The sensitivity of phone metadata is "common knowledge in the security and privacy communities," Mutchler says. The goal of the study was to "put hard data behind these hunches." The more important revelation, he says, is the shape of a graph that charts phone call networks. In an attempt to limit the scope of phone metadata surveillance, NSA is purportedly following a "two-hop" rule: For any given person of interest, metadata can only be harvested from people called by that person, and then also people called by them. But the study found that a large proportion of their subjects were connected to each other not through personal relationships but through customer service lines, telemarketers, and two-factor authentication services such as those used by Google. Even with a two-hop limitation, an NSA analyst could in principle "hop" to an additional 25,000 people from any one individual.
"The existing literature on telephone graph structure hadn't really mentioned these hubs," Mutchler says. "Their presence makes some of the legal limitations on the NSA's access to metadata totally ineffective," assuming the goal of the two-hop limit is to reduce unnecessary intrusion into people's private lives.

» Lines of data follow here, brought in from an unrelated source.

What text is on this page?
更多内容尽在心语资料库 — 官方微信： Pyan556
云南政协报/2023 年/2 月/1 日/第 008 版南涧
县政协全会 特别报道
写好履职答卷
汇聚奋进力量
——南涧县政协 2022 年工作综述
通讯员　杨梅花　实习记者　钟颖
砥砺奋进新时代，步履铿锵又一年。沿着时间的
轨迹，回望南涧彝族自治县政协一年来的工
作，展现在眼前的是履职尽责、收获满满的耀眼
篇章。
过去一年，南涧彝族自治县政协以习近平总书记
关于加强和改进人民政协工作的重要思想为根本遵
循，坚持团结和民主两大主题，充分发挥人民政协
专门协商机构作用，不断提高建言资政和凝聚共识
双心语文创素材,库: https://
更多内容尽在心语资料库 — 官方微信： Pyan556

"The study has important implications for surveillance law and policy," says Arvind Narayanan, a computer scientist and data privacy expert at Princeton University. "Our intuition for terms such as 'two hops,’ [and how it limits the number of people connected to you], proves wildly inaccurate when applied to modern telephone networks." And he notes that NSA has vastly more data and resources than academic researchers. "With access to millions of records and sophisticated machine learning techniques, it is likely that one can obtain a far more complete picture of individuals' sensitive personal details, behavior, and more."